Is a global economic recovery likely to happen?

Haider Al Lawati – – Many countries in the Middle East and worldwide expect economic recovery in the next few years in line with the improving global oil prices on one hand, and IMF financial data in relation to global growth on the other hand.
Despite the talk of IMF data and its operations, policies and decisions regarding the affairs of many countries and their economies, such data cannot be dismissed in learning some of the facts of interest to the world.
A month ago, IMF issued some reports indicating that periodic global recovery is still gaining strength since mid-2016. Prior to that, the global economy was experiencing a slowdown in growth and turmoil in financial markets, but the current picture looks very different with the acceleration of growth in Europe, Japan, China, India and the United States.
The financial situation remains strong across the world, although financial markets expect some unrest in the upcoming period, while the Federal Reserve continues to restore normal monetary conditions and the European Central Bank marches steadily in the same direction.

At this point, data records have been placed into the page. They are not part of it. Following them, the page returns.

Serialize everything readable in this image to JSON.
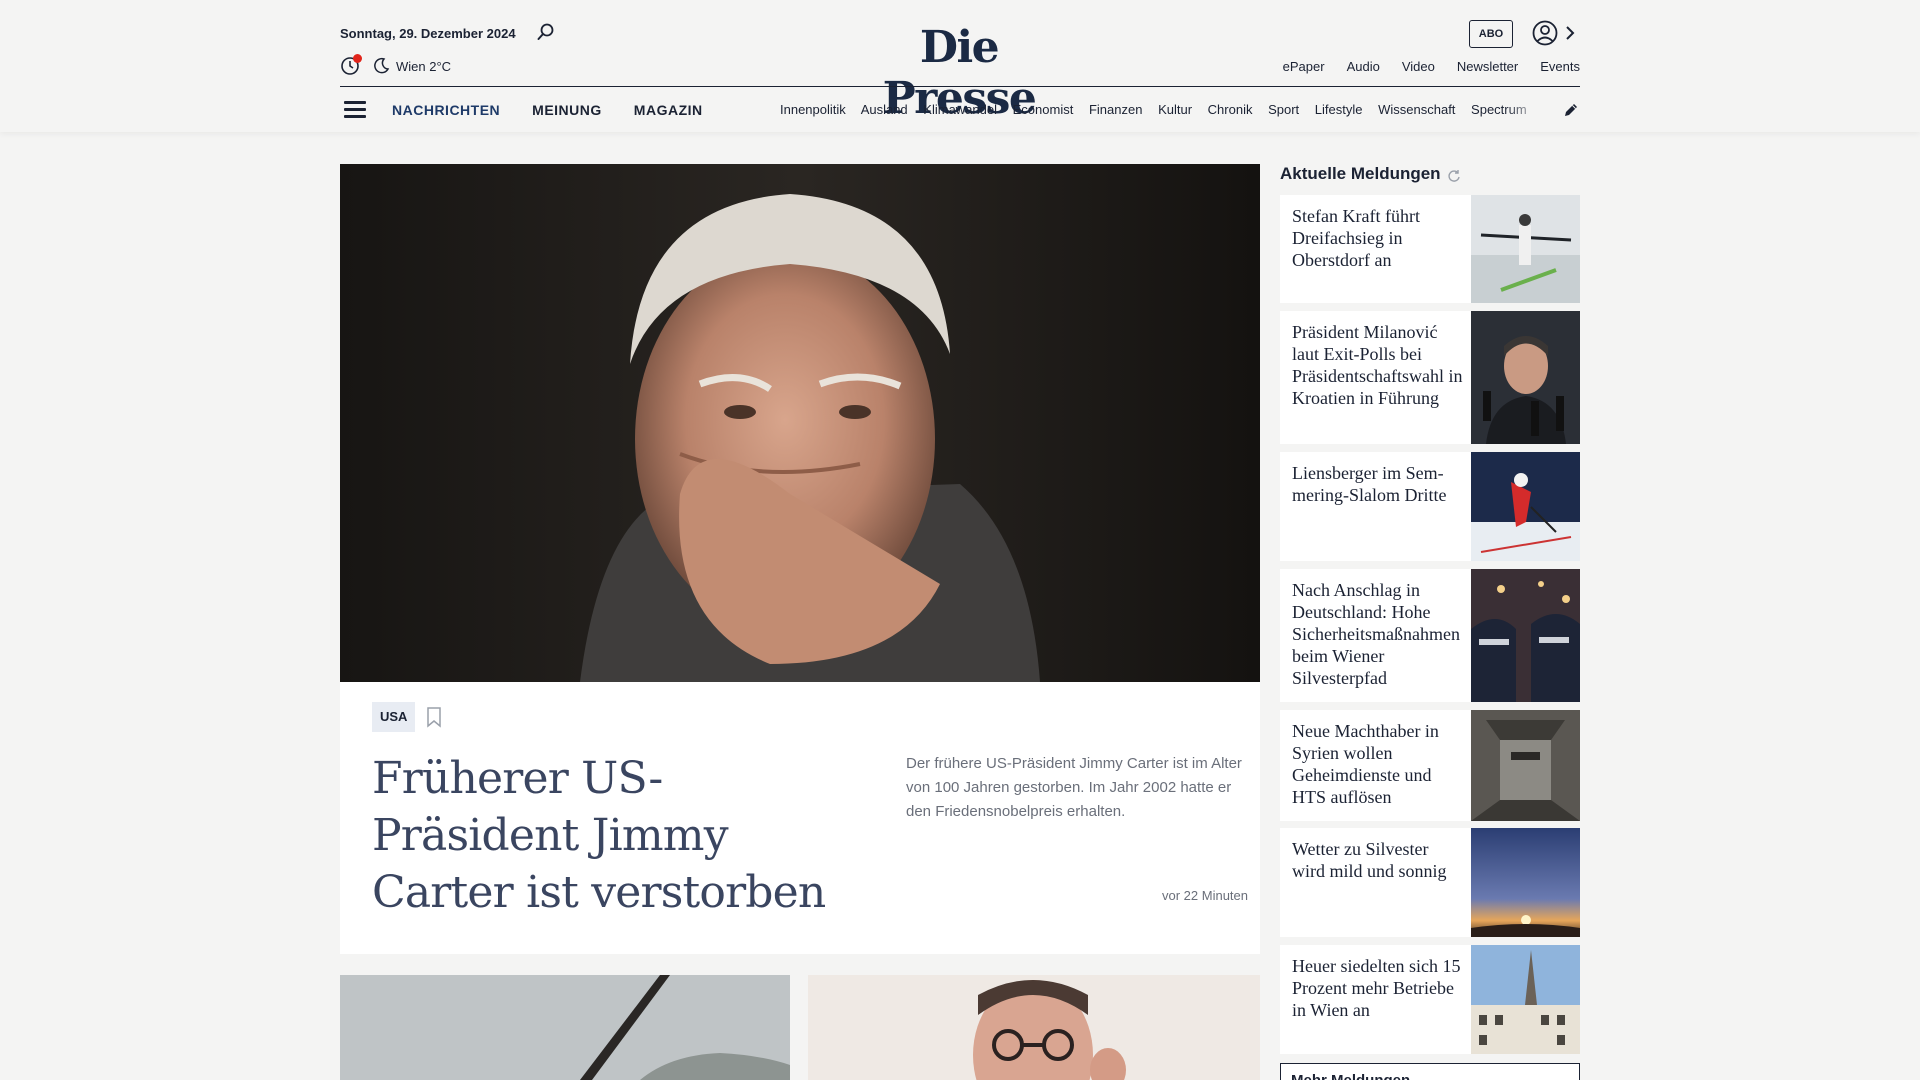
{
  "header": {
    "date": "Sonntag, 29. Dezember 2024",
    "weather": "Wien 2°C",
    "logo": "Die Presse",
    "abo_label": "ABO",
    "top_links": [
      "ePaper",
      "Audio",
      "Video",
      "Newsletter",
      "Events"
    ],
    "main_nav": [
      "NACHRICHTEN",
      "MEINUNG",
      "MAGAZIN"
    ],
    "sub_nav": [
      "Innenpolitik",
      "Ausland",
      "Klimawandel",
      "Economist",
      "Finanzen",
      "Kultur",
      "Chronik",
      "Sport",
      "Lifestyle",
      "Wissenschaft",
      "Spectrum"
    ]
  },
  "hero": {
    "category": "USA",
    "title": "Früherer US-Präsident Jimmy Carter ist verstorben",
    "lead": "Der frühere US-Präsident Jimmy Carter ist im Alter von 100 Jahren gestorben. Im Jahr 2002 hatte er den Friedensnobelpreis erhalten.",
    "time": "vor 22 Minuten"
  },
  "sidebar": {
    "heading": "Aktuelle Meldungen",
    "items": [
      {
        "title": "Stefan Kraft führt Dreifachsieg in Oberstdorf an"
      },
      {
        "title": "Präsident Milanović laut Exit-Polls bei Präsidentschaftswahl in Kroatien in Führung"
      },
      {
        "title": "Liensberger im Sem­mering-Slalom Dritte"
      },
      {
        "title": "Nach Anschlag in Deutschland: Hohe Sicherheits­maßnahmen beim Wiener Silvesterpfad"
      },
      {
        "title": "Neue Machthaber in Syrien wollen Geheimdienste und HTS auflösen"
      },
      {
        "title": "Wetter zu Silvester wird mild und sonnig"
      },
      {
        "title": "Heuer siedelten sich 15 Prozent mehr Betriebe in Wien an"
      }
    ],
    "more_label": "Mehr Meldungen"
  },
  "colors": {
    "brand_navy": "#1b2a44",
    "page_bg": "#f4f4f3",
    "accent_red": "#e1251b",
    "category_bg": "#e8ecf3"
  }
}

According to IMF officials, these positive developments are a good indicator of restored confidence. However, neither policy makers nor markets can be complacent since the cautious outlook suggests that global recovery is unsustainable, inflation is often below the target level, and wage growth is weak and medium-term prospects remain disappointing in many parts of the world.
While IMF is optimistic about the world’s future economic developments, it also notes that there are major risks threatening the current recovery. Hence, financial markets that ignore these risks are subject to confusing re-pricing and misleading messages to policymakers, which, in turn, need to maintain a longer-term vision and cease any opportunities to implement the necessary structural and financial reforms in order to enhance resilience and raise productivity and investment.
Therefore, it is important to follow this course, as governments often wait for some crises to make crucial decisions, which is by itself a source of risk that threatens the prospects for the economy and impedes achieving the required growth.
The recently achieved economic progress represents a global environment full of opportunities, and policy-makers should not miss the opportunities at hand in this regard. Countries are required from within to fill the negative output gaps in advanced economies, where nominal and real wage growth is currently weak compared with the previous recovery periods as seen by the IMF.
Meanwhile, weak wage growth is a source of weak inflation, which is also a cause for concern. These developments have caused a large public reaction against globalisation — a major threat to the global economy — although both technological developments and government policies have played a greater role in increasing inequality in income distribution. Moreover, there are current concerns about the rapid transition to automated systems.
Generally speaking, the IMF believes all countries have ample room to take action that will enhance economic resilience and possible growth, and that for some countries that have already closed output gaps, it is time to consider fiscal discipline gradually, to reduce bloated public debt levels and create protective margins to be used in the upcoming recession.
For example, these countries can make necessary investments in productive infrastructure or spending to support structural reforms, as this global financial package could also help reduce excessive global imbalances.